Confident and assertive, Ms Truss strode to No. 10’s lacquered black door to speak in front of party grandees and a galaxy of journalists from every corner of the globe.

With an awkward 24-hour wait from being elected Conservative Party leader to becoming prime minister following an audience with Queen Elizabeth II in Balmoral Castle she was finally able to assume office.

The 47-year-old had fulfilled her long driven political ambition to assume the highest office and on Tuesday evening was at the pinnacle of her power with the ability to select her lieutenants.

Vacant flat

Mr Johnson had vacated the Downing Street flat with his wife and two young children shortly after 8am. Eight hours later Ms Truss landed at RAF Northolt from Scotland before being driven at speed through London.

But her drivers eased off as rain gushed down on the assembly outside her new home that she will share with her husband Hugh O’Leary and daughters Frances, 16, and Liberty, 13.

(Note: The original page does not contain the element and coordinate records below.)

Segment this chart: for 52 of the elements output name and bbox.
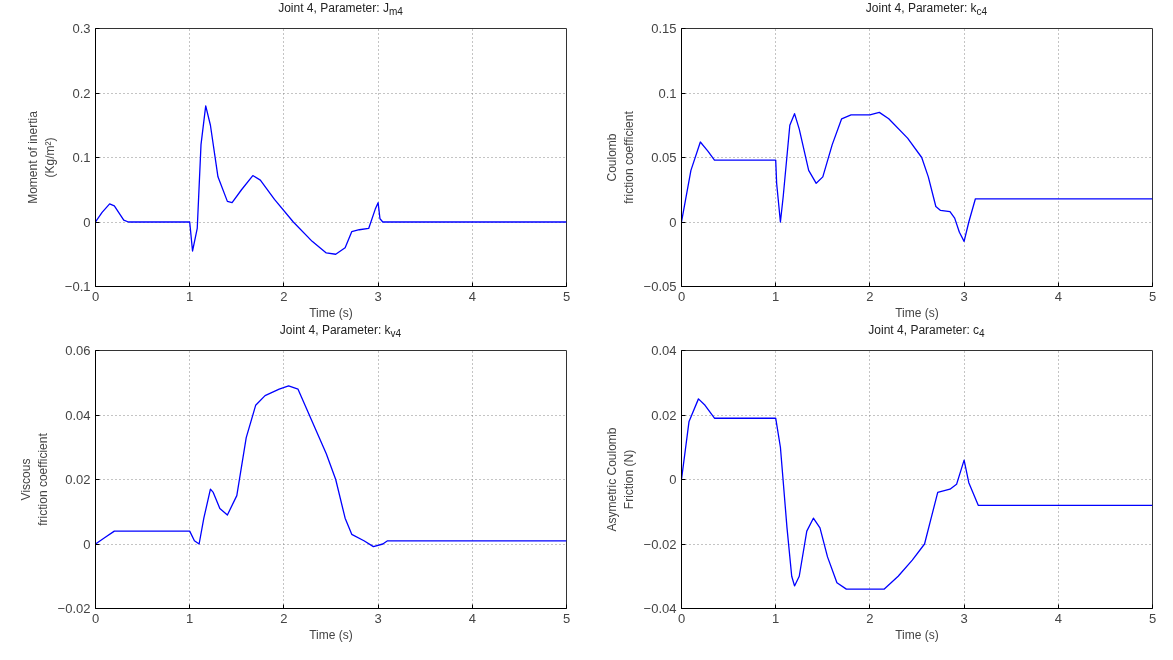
y-tick-label: 0.02 — [651, 407, 677, 423]
y-axis-title: Coulomb friction coefficient — [604, 110, 636, 204]
x-tick-label: 3 — [960, 288, 968, 304]
x-tick-label: 4 — [468, 288, 476, 304]
y-tick-label: 0 — [669, 214, 677, 230]
chart-title: Joint 4, Parameter: J$_{m4}$ — [278, 0, 403, 20]
y-tick-label: 0 — [83, 214, 91, 230]
x-tick-label: 1 — [186, 288, 194, 304]
y-tick-label: 0 — [83, 536, 91, 552]
y-axis-title: Asymetric Coulomb Friction (N) — [604, 427, 636, 532]
y-tick-label: −0.04 — [643, 601, 677, 616]
y-tick-label: −0.1 — [64, 279, 91, 294]
x-tick-label: 5 — [562, 610, 571, 626]
x-tick-label: 5 — [562, 288, 571, 304]
y-tick-label: −0.05 — [643, 279, 677, 294]
y-tick-label: 0.15 — [651, 21, 677, 36]
y-tick-label: 0.1 — [72, 150, 91, 165]
x-tick-label: 1 — [772, 288, 780, 304]
y-axis-title: Moment of inertia (Kg/m²) — [26, 110, 57, 204]
y-tick-label: −0.02 — [57, 601, 91, 616]
chart-title: Joint 4, Parameter: k$_{c4}$ — [865, 0, 988, 20]
y-tick-label: 0.06 — [65, 343, 91, 358]
y-tick-label: 0.04 — [65, 407, 91, 423]
y-tick-label: 0.05 — [651, 150, 677, 165]
x-tick-label: 5 — [1148, 610, 1157, 626]
x-axis-title: Time (s) — [895, 305, 939, 320]
x-tick-label: 2 — [280, 288, 288, 304]
y-tick-label: −0.02 — [643, 536, 677, 552]
x-axis-title: Time (s) — [309, 305, 353, 320]
x-axis-title: Time (s) — [309, 627, 353, 642]
y-tick-label: 0 — [669, 472, 677, 487]
x-axis-title: Time (s) — [895, 627, 939, 642]
x-tick-label: 1 — [186, 610, 194, 626]
chart-title: Joint 4, Parameter: c$_{4}$ — [868, 322, 985, 342]
y-tick-label: 0.02 — [65, 472, 91, 487]
chart-title: Joint 4, Parameter: k$_{v4}$ — [279, 322, 402, 342]
y-tick-label: 0.2 — [72, 85, 91, 101]
y-axis-title: Viscous friction coefficient — [18, 432, 50, 526]
y-tick-label: 0.04 — [651, 343, 677, 358]
x-tick-label: 3 — [374, 610, 382, 626]
x-tick-label: 3 — [960, 610, 968, 626]
x-tick-label: 2 — [866, 610, 874, 626]
x-tick-label: 4 — [1054, 288, 1062, 304]
y-tick-label: 0.3 — [72, 21, 91, 36]
y-tick-label: 0.1 — [658, 85, 677, 101]
x-tick-label: 4 — [468, 610, 476, 626]
x-tick-label: 2 — [866, 288, 874, 304]
x-tick-label: 3 — [374, 288, 382, 304]
x-tick-label: 5 — [1148, 288, 1157, 304]
x-tick-label: 1 — [772, 610, 780, 626]
x-tick-label: 4 — [1054, 610, 1062, 626]
x-tick-label: 2 — [280, 610, 288, 626]
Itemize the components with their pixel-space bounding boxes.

It took more than an hour for her to arrive in a rain-drenched Downing Street where cabinet hopefuls waited, enduring a heavy downpour before the arrival, deliberately delayed to ensure Ms Truss would miss the shower.

With bedraggled hair and in rain-soaked suits and dresses, the MPs, including Defence Secretary Ben Wallace, Chancellor Nadhim Zahawi and Alok Sharma managed to raise a hearty cheer as the prime minister stepped out of her armoured Range Rover and confidently strode to the government podium, managing not to slip on the cascade of brown leaves.

Gathering Storm

With a nod to the skies, she asserted that Britain would “ride out the storm”, vowing she would get the country “working, building and growing”.

On Thursday she will make the substantial announcement of an estimated £100 billion package to help households and businesses survive “unacceptable energy bills”.

“The UK has huge reserves of talent and imagination,” she said. “We can ride out the storm and become the brilliant Britain she knows we can be.”

Ms Truss has been a cabinet minister since 2014 and must have been driven up the short street on many occasions wondering how it would feel to do so as the boss.

Jobs await

The gaggle of MPs were clearly anxious to attract their new leader’s attention, knowing that that the top three slots were already taken, along with Mr Wallace remaining in post.

The son of Ghanaian migrants, Kwasi Kwarteng, was the first of Ms Truss's appointment as her chancellor, arriving in another downpour.

Given the monetary challenges Britain faces with astronomical energy costs, it is fortunate that the pair are good friends, indeed they will continue to share the same street as they did living just metres apart in Greenwich, in south-east London.

James Cleverly, the former Middle East minister widely respected in the region, was made foreign secretary. He will tackle Russia’s invasion of Ukraine and a tricky relationship with China. In the Gulf region he will seek to cement the free-trade agreement with the GCC and help in negotiations with Iran over resurrecting the nuclear agreement. He will be helped by the likely reinstatement of the Middle East minister post that was abolished in early February, much to the dismay of many in the region.

Suella Braverman, the daughter of Kenyan migrants, made up the third well-trailed appointment to become home secretary. Therein will lie quite a challenge, with her main high-profile task being to stop illegal immigrants crossing the English Channel and firmly install their deportation to Rwanda.

As a dripping dusk descended on Downing Street the shape of Ms Truss’ government unfolded.

But it seemed that the euphoria on appointment to high office will dissipate as autumn draws in, the first hint of frost appears and a chill descends over the UK.